I want to build histogram from large matrix of floats, for which a matrix of integers of the same size identify the bin in which each of those float must be allocated. It could also be seen as a groupby aggregation, but with a different index for each column.

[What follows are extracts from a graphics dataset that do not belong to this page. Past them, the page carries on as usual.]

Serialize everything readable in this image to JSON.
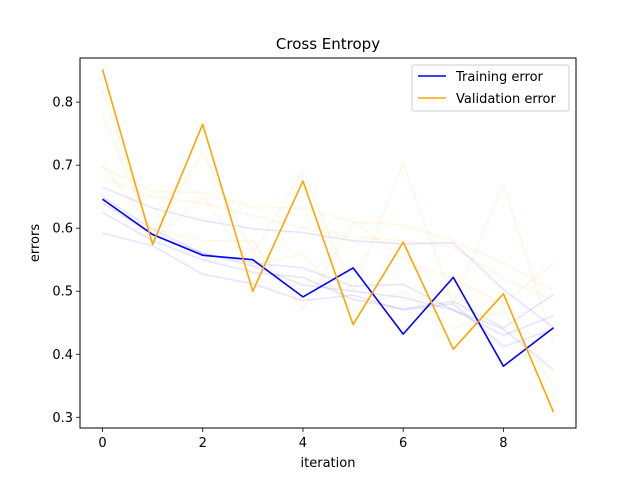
{
  "chart_data": {
    "type": "line",
    "title": "Cross Entropy",
    "xlabel": "iteration",
    "ylabel": "errors",
    "xlim": [
      -0.45,
      9.45
    ],
    "ylim": [
      0.283,
      0.87
    ],
    "xticks": [
      0,
      2,
      4,
      6,
      8
    ],
    "yticks": [
      0.3,
      0.4,
      0.5,
      0.6,
      0.7,
      0.8
    ],
    "grid": false,
    "legend_position": "top-right",
    "x": [
      0,
      1,
      2,
      3,
      4,
      5,
      6,
      7,
      8,
      9
    ],
    "series": [
      {
        "name": "Training error",
        "color": "#0000ff",
        "values": [
          0.646,
          0.59,
          0.557,
          0.55,
          0.491,
          0.537,
          0.432,
          0.522,
          0.381,
          0.442
        ]
      },
      {
        "name": "Validation error",
        "color": "#ffa500",
        "values": [
          0.852,
          0.574,
          0.765,
          0.5,
          0.675,
          0.447,
          0.578,
          0.408,
          0.496,
          0.308
        ]
      }
    ],
    "faded_series": [
      {
        "color": "#0000ff",
        "values": [
          0.665,
          0.632,
          0.612,
          0.599,
          0.593,
          0.58,
          0.575,
          0.577,
          0.503,
          0.442
        ]
      },
      {
        "color": "#0000ff",
        "values": [
          0.64,
          0.59,
          0.56,
          0.545,
          0.537,
          0.508,
          0.511,
          0.47,
          0.43,
          0.461
        ]
      },
      {
        "color": "#0000ff",
        "values": [
          0.625,
          0.58,
          0.55,
          0.53,
          0.522,
          0.487,
          0.472,
          0.484,
          0.442,
          0.495
        ]
      },
      {
        "color": "#0000ff",
        "values": [
          0.592,
          0.572,
          0.527,
          0.512,
          0.485,
          0.494,
          0.47,
          0.48,
          0.412,
          0.44
        ]
      },
      {
        "color": "#0000ff",
        "values": [
          0.65,
          0.598,
          0.56,
          0.54,
          0.51,
          0.5,
          0.49,
          0.47,
          0.44,
          0.375
        ]
      },
      {
        "color": "#ffa500",
        "values": [
          0.697,
          0.658,
          0.657,
          0.633,
          0.632,
          0.61,
          0.605,
          0.58,
          0.545,
          0.5
        ]
      },
      {
        "color": "#ffa500",
        "values": [
          0.68,
          0.65,
          0.64,
          0.62,
          0.6,
          0.585,
          0.58,
          0.57,
          0.52,
          0.485
        ]
      },
      {
        "color": "#ffa500",
        "values": [
          0.78,
          0.59,
          0.72,
          0.56,
          0.69,
          0.5,
          0.703,
          0.48,
          0.67,
          0.42
        ]
      },
      {
        "color": "#ffa500",
        "values": [
          0.7,
          0.6,
          0.58,
          0.58,
          0.47,
          0.61,
          0.55,
          0.52,
          0.48,
          0.545
        ]
      },
      {
        "color": "#ffa500",
        "values": [
          0.82,
          0.58,
          0.65,
          0.54,
          0.56,
          0.47,
          0.5,
          0.44,
          0.47,
          0.35
        ]
      }
    ]
  }
}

The scatter_add! function developed here seems like a good basis. However, when comparing the performance with a multi-thread CPU implementation, it’s faily slower (2 to 5 times slower).

Example:

using CUDAnative
using CuArrays

# CPU
function hist_cpu!(hist, δ, idx)
    Threads.@threads for j in 1:size(idx,2)
        @inbounds for i in 1:size(idx,1)
            hist[idx[i], j] += δ[i,j]
        end
    end
    return
end

# GPU
function hist_gpu!(h::CuMatrix{T}, x::CuArray{T}, id::CuArray{Int}; MAX_THREADS=256) where {T<:AbstractFloat}
    function kernel!(h::CuDeviceArray{T}, x::CuDeviceArray{T}, id)
        i = threadIdx().x + (blockIdx().x - 1) * blockDim().x
        j = threadIdx().y + (blockIdx().y - 1) * blockDim().y
        @inbounds if i <= size(id, 1) && j <= size(h, 2)
            k = Base._to_linear_index(h, id[i,j], j)
            CUDAnative.atomic_add!(pointer(h, k), x[i,j])
        end
        return
    end
    thread_i = min(MAX_THREADS, size(id, 1))
    thread_j = min(MAX_THREADS ÷ thread_i, size(h, 2))
    threads = (thread_i, thread_j)
    blocks = ceil.(Int, (size(id, 1), size(h, 2)) ./ threads)
    CuArrays.@cuda blocks=blocks threads=threads kernel!(h, x, id)
    return h
end

Generate toy test:

nbins = 20
ncol = 100
items = Int(1e6)
hist = zeros(Float32, nbins, ncol)
δ = rand(Float32, items, ncol)
idx = rand(1:nbins, items, ncol)

hist_gpu = CuArray(hist)
δ_gpu = CuArray(δ)
idx_gpu = CuArray(idx)

@time hist_cpu!(hist, δ, idx)
# 0.021154 seconds (64 allocations: 7.063 KiB)
@CuArrays.time hist_gpu!(hist_gpu, δ_gpu, idx_gpu, MAX_THREADS=1024)
# 0.066522 seconds (36 CPU allocations: 1.141 KiB)

Are there inefficiencies in the implementation or is such kind of operartion inherently not well suited for GPU parallelisation? Or am I not oerforming the benchmark appropriately? The above was run on a 8 threads 3.5 GhZ CPU and a 1060 GPU.

I can’t add much, but a quick google uncovered this, which might help

1 Like

Doing global atomic additions from every thread, like that kernel does, is going to be very expensive (read: slow). The link above suggests doing so in shared memory first, which indeed is going to improve performance by a lot.

Thanks for pointing in a promising direction. I’ll roll up my sleeves to explore further the 2-step aggregation mentionned in the post. Might call again for help later:)

1 Like